The Supreme Court handed down an opinion last year regarding national bank preemption in the case Cantero v. Bank of America, which we wrote about here. In that case, which involved a Second Circuit decision regarding a New York state law requiring the payment of interest on mortgage escrow balances, the Court reemphasized the preemption standard established in its Barnett Bank of Marion County v. Nelson opinion, which was enacted into law by Congress in Dodd-Frank (12 U.S.C. §25b). Specifically, state consumer protection laws should only be preempted "only if" the state law "(i) discriminates against national banks as compared to state banks; or (ii) 'prevents or significantly interferes with the exercise by the national bank of its powers.'"
We all expected that the Second Circuit would have been the first to circle back around to re-hear Cantero on remand, but instead, the First Circuit has stepped forward and applied the Cantero opinion to "substantively identical" facts, resulting in an opinion issued on September 22, 2025 that has found that a Rhode Island state law requiring the payment of interest on mortgage escrow balances is not preempted by national bank powers.

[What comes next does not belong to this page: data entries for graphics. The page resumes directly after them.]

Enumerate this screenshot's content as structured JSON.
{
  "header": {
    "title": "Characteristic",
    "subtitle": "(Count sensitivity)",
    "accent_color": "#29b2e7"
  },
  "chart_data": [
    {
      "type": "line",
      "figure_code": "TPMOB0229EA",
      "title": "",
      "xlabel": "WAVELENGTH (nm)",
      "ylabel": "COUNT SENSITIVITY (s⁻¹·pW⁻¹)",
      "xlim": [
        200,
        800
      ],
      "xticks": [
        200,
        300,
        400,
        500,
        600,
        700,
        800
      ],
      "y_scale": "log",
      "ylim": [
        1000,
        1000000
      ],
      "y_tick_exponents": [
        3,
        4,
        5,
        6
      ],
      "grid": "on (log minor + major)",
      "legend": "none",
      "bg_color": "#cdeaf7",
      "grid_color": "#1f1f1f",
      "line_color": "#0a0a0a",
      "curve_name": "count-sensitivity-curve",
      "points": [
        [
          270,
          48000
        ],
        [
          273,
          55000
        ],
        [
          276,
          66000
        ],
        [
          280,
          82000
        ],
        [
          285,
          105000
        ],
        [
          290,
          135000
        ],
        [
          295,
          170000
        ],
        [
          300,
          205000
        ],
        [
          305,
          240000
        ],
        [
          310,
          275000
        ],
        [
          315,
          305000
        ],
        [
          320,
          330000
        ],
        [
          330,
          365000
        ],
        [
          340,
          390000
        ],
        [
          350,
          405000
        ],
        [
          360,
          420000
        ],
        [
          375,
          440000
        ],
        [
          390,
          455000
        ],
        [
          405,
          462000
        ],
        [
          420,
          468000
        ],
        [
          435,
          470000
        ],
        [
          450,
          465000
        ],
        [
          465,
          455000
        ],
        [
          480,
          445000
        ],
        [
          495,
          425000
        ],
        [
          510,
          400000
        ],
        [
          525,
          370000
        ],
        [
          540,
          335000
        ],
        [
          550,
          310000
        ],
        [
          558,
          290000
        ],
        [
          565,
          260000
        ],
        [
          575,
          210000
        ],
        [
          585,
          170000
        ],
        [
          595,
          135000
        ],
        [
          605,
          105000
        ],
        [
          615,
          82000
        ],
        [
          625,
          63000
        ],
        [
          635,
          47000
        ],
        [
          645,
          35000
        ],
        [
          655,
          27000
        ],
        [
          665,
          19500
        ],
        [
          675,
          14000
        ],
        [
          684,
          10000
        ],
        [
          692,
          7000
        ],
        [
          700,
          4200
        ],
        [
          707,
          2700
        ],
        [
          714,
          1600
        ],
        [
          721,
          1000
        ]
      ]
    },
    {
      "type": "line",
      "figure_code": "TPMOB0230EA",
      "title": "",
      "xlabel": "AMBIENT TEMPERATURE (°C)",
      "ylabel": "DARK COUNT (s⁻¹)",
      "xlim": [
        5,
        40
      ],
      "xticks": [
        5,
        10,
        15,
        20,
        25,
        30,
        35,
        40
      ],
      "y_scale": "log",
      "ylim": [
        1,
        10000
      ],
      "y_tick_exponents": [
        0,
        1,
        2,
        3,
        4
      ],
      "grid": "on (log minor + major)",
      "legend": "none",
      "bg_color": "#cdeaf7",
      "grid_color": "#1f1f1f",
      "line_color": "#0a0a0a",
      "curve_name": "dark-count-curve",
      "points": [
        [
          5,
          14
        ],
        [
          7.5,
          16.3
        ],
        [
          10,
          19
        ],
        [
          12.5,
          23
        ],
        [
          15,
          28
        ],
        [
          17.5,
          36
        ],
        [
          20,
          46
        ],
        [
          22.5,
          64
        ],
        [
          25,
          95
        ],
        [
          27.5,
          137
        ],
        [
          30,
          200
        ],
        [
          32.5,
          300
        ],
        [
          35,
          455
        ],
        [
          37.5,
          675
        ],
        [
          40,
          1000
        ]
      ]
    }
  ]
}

Before we delve into the Conti decision and how useful it should be for the industry (i.e., very useful), we should step back and consider whether this is another "bite" into national bank powers. As a long-time practitioner who has been particularly focused on consumer protection laws in financial services, the Conti opinion (and Cantero for that matter) does not seem like new news. When Dodd-Frank was passed in 2010, many banks procured detailed opinions from law firms and lawyers like me regarding which state consumer protection laws could still be considered preempted and which could not. Accordingly, in the last fifteen years, the conservative approach has been to value national bank preemption powers so highly that most, if not all, state consumer protection laws should not be deemed to be preempted by a national bank. And, now the courts are beginning to underscore that that conservative approach is the intent of Congress, absent further direction from them on the topic of national bank preemption.
One of the things that is most useful about the First Circuit's opinion in Conti is that it has clearly conducted the "practical assessment of the nature and degree of the interference caused by a state law" required by the Supreme Court in Cantero and provided a template for how to parse through the several Supreme Court decisions that give greater contour to the national bank preemption question. In particular, Conti says that "national banking is subject to local restrictions when Congress has indicated as much, as well as in the absence of such express language." This last point is important because the national bank in question had argued that because the Truth In Lending Act requires payment of mortgage interest on some escrow accounts, but not all, that means that Congress intended that ONLY those escrow accounts should have mortgage interest paid by national banks. And, the First Circuit rejected that argument. Continuing onto another argument made by the national bank in Conti, the concept of field preemption was also rejected: "the Supreme Court and Congress have squarely rejected the notion that the National Bank Act 'occup[ies] the field in any area of [s]tate law.'"
Again, from the seat of this practitioner, Cantero and Conti are not surprising results and national banks, as well as the fintechs doing business with them in particular, are well advised to return to a much more circumspect and careful approach when deeming a consumer protection law to be preempted.